Erbfall des Monats - Oktober 2017

Bindungswirkung beim Berliner Testament

Heute rief eine Mandantin (M) an. Ein älterer Herr hat sie im Testament als Erbin eingesetzt, wohl aus Dankbarkeit für ihre Hilfsbereitschaft in den letzten Jahren, als erst seine Frau und dann auch noch sein Kind gestorben war.

Es kam aber gleich eine Frage auf: Beim Nachlaßgericht hat die M erfahren, daß es ein Problem geben könnte: Der ältere Herr hat nämlich vor etlichen Jahren mit seiner Ehefrau zusammen ein „Berliner Testament“ beim Notar errichtet und das Kind zum Schlußerben eingesetzt. Jetzt stellt sich die Frage, welches Testament wirksam ist: Hat das ältere, gemeinschaftliche Ehegattentestament Vorrang oder gilt das neuere Einzeltestament, gerade nachdem der ursprünglich vorgesehene Schlußerbe vor dem Erblasser verstorben ist?

Beim Berliner Testament gibt es verschiedene Möglichkeiten, wie es gestaltet wird. Juristische Laien können kaum ahnen, wie groß die Bandbreite ist, oft genug schreiben sie einfach nur „Wir verfügen hiermit ein Berliner Testament, Datum/Unterschrift“, was aber leider nicht einmal erkennen läßt, wie und in welche Richtung die Erbschaft gehen soll. Einzige Gemeinsamkeit der Berliner Testamente ist, daß beim Tod eines Partners erst einmal der andere Ehegatte Erbe werden soll. Das kann in Form der unbeschränkten Vollerbschaft oder der Vorerbschaft geschehen. Es können entweder Schlußerben oder Nacherben eingesetzt werden – oder die Erbfolge nach dem zuletzt versterbenden Ehepartner bleibt offen.

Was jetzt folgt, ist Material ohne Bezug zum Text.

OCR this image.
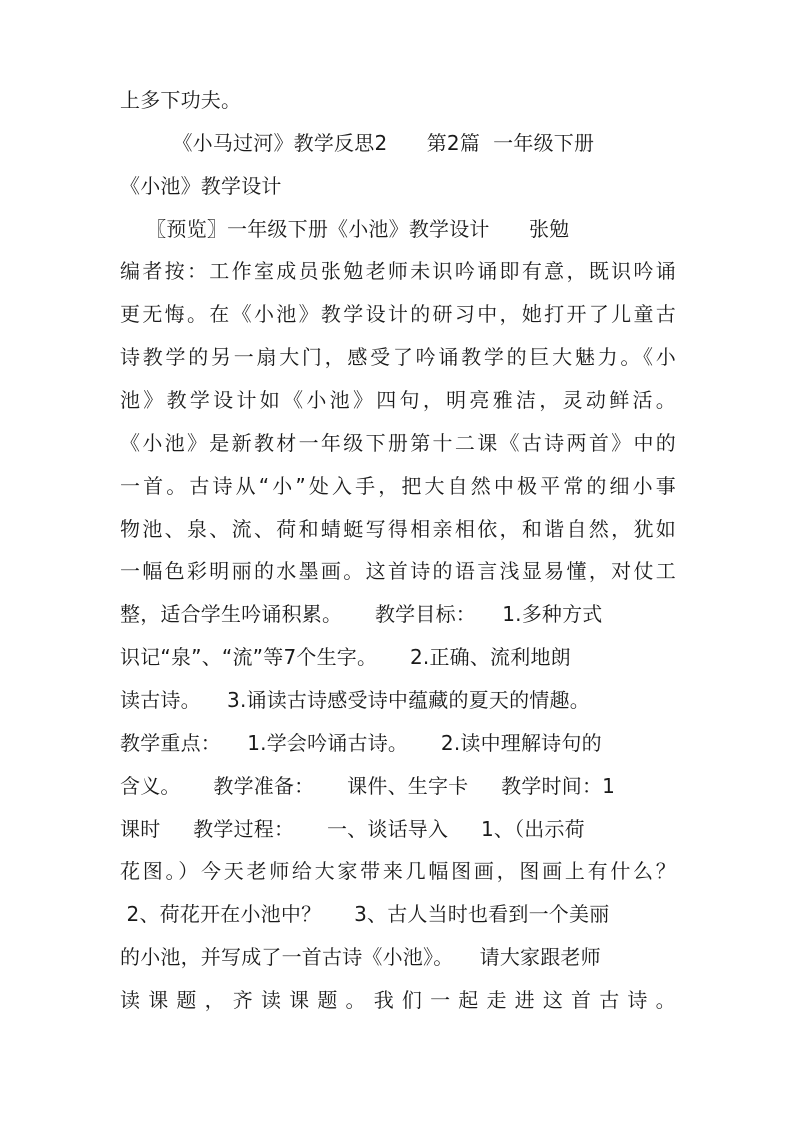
上多下功夫。
《小马过河》教学反思2      第2篇  一年级下册
《小池》教学设计
〖预览〗一年级下册《小池》教学设计      张勉
编者按：工作室成员张勉老师未识吟诵即有意，既识吟诵
更无悔。在《小池》教学设计的研习中，她打开了儿童古
诗教学的另一扇大门，感受了吟诵教学的巨大魅力。《小
池》教学设计如《小池》四句，明亮雅洁，灵动鲜活。
《小池》是新教材一年级下册第十二课《古诗两首》中的
一首。古诗从“小”处入手，把大自然中极平常的细小事
物池、泉、流、荷和蜻蜓写得相亲相依，和谐自然，犹如
一幅色彩明丽的水墨画。这首诗的语言浅显易懂，对仗工
整，适合学生吟诵积累。     教学目标：    1.多种方式
识记“泉”、“流”等7个生字。     2.正确、流利地朗
读古诗。    3.诵读古诗感受诗中蕴藏的夏天的情趣。
教学重点：    1.学会吟诵古诗。     2.读中理解诗句的
含义。     教学准备：     课件、生字卡     教学时间：1
课时     教学过程：     一、谈话导入     1、（出示荷
花图。）今天老师给大家带来几幅图画，图画上有什么？
2、荷花开在小池中？     3、古人当时也看到一个美丽
的小池，并写成了一首古诗《小池》。    请大家跟老师
读 课 题 ， 齐 读 课 题 。 我 们 一 起 走 进 这 首 古 诗 。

Eine weitere, elementar wichtige Frage ist, ob für einzelne (oder auch alle ) Verfügungen in dem gemeinschaftlichen Testament Bindungswirkung gewollt ist. Wenn das nicht ausdrücklich geregelt wird, gelten diverse Auslegungsregeln – und wer verläßt sich schon gern darauf, daß die Richter sich überlegen, was Sie damals vermutlich gewollt haben?

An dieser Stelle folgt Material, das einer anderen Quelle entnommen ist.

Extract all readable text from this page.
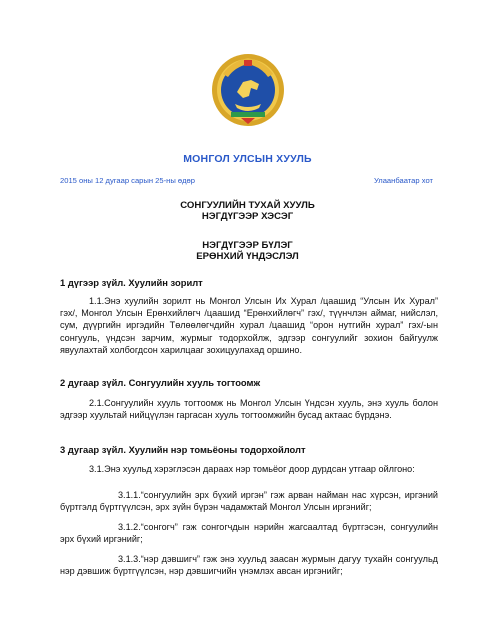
МОНГОЛ УЛСЫН ХУУЛЬ
2015 оны 12 дугаар сарын 25-ны өдөр	Улаанбаатар хот
СОНГУУЛИЙН ТУХАЙ ХУУЛЬ
НЭГДҮГЭЭР ХЭСЭГ
НЭГДҮГЭЭР БҮЛЭГ
ЕРӨНХИЙ ҮНДЭСЛЭЛ
1 дүгээр зүйл. Хуулийн зорилт

1.1.Энэ хуулийн зорилт нь Монгол Улсын Их Хурал /цаашид “Улсын Их Хурал” гэх/, Монгол Улсын Ерөнхийлөгч /цаашид “Ерөнхийлөгч” гэх/, түүнчлэн аймаг, нийслэл, сум, дүүргийн иргэдийн Төлөөлөгчдийн хурал /цаашид “орон нутгийн хурал” гэх/-ын сонгууль, үндсэн зарчим, журмыг тодорхойлж, эдгээр сонгуулийг зохион байгуулж явуулахтай холбогдсон харилцааг зохицуулахад оршино.

2 дугаар зүйл. Сонгуулийн хууль тогтоомж

2.1.Сонгуулийн хууль тогтоомж нь Монгол Улсын Үндсэн хууль, энэ хууль болон эдгээр хуультай нийцүүлэн гаргасан хууль тогтоомжийн бусад актаас бүрдэнэ.

3 дугаар зүйл. Хуулийн нэр томьёоны тодорхойлолт

3.1.Энэ хуульд хэрэглэсэн дараах нэр томьёог доор дурдсан утгаар ойлгоно:

3.1.1.“сонгуулийн эрх бүхий иргэн” гэж арван найман нас хүрсэн, иргэний бүртгэлд бүртгүүлсэн, эрх зүйн бүрэн чадамжтай Монгол Улсын иргэнийг;

3.1.2.“сонгогч” гэж сонгогчдын нэрийн жагсаалтад бүртгэсэн, сонгуулийн эрх бүхий иргэнийг;

3.1.3.“нэр дэвшигч” гэж энэ хуульд заасан журмын дагуу тухайн сонгуульд нэр дэвшиж бүртгүүлсэн, нэр дэвшигчийн үнэмлэх авсан иргэнийг;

Zum aktuellen Erbfall des Monats liegt uns noch nicht der Wortlaut des „Berliner Testaments“ vor. Nachdem Vermutlich steht darin entweder etwas über Ersatzerben oder über Bindungswirkung. Wenn der länger lebende Ehegatte frei in Verfügungen über seinen Nachlaß ist, kann das neuere Testament gültig sein, das nach dem Tod der Ehefrau geschrieben wurde. Einfach wird es allerdings nicht, den Erbschein zu bekommen. Hier wird wohl ein Fachanwalt für Erbrecht helfen müssen, den Sachverhalt aufzuklären und den richtigen Antrag zu stellen und auch gut zu begründen.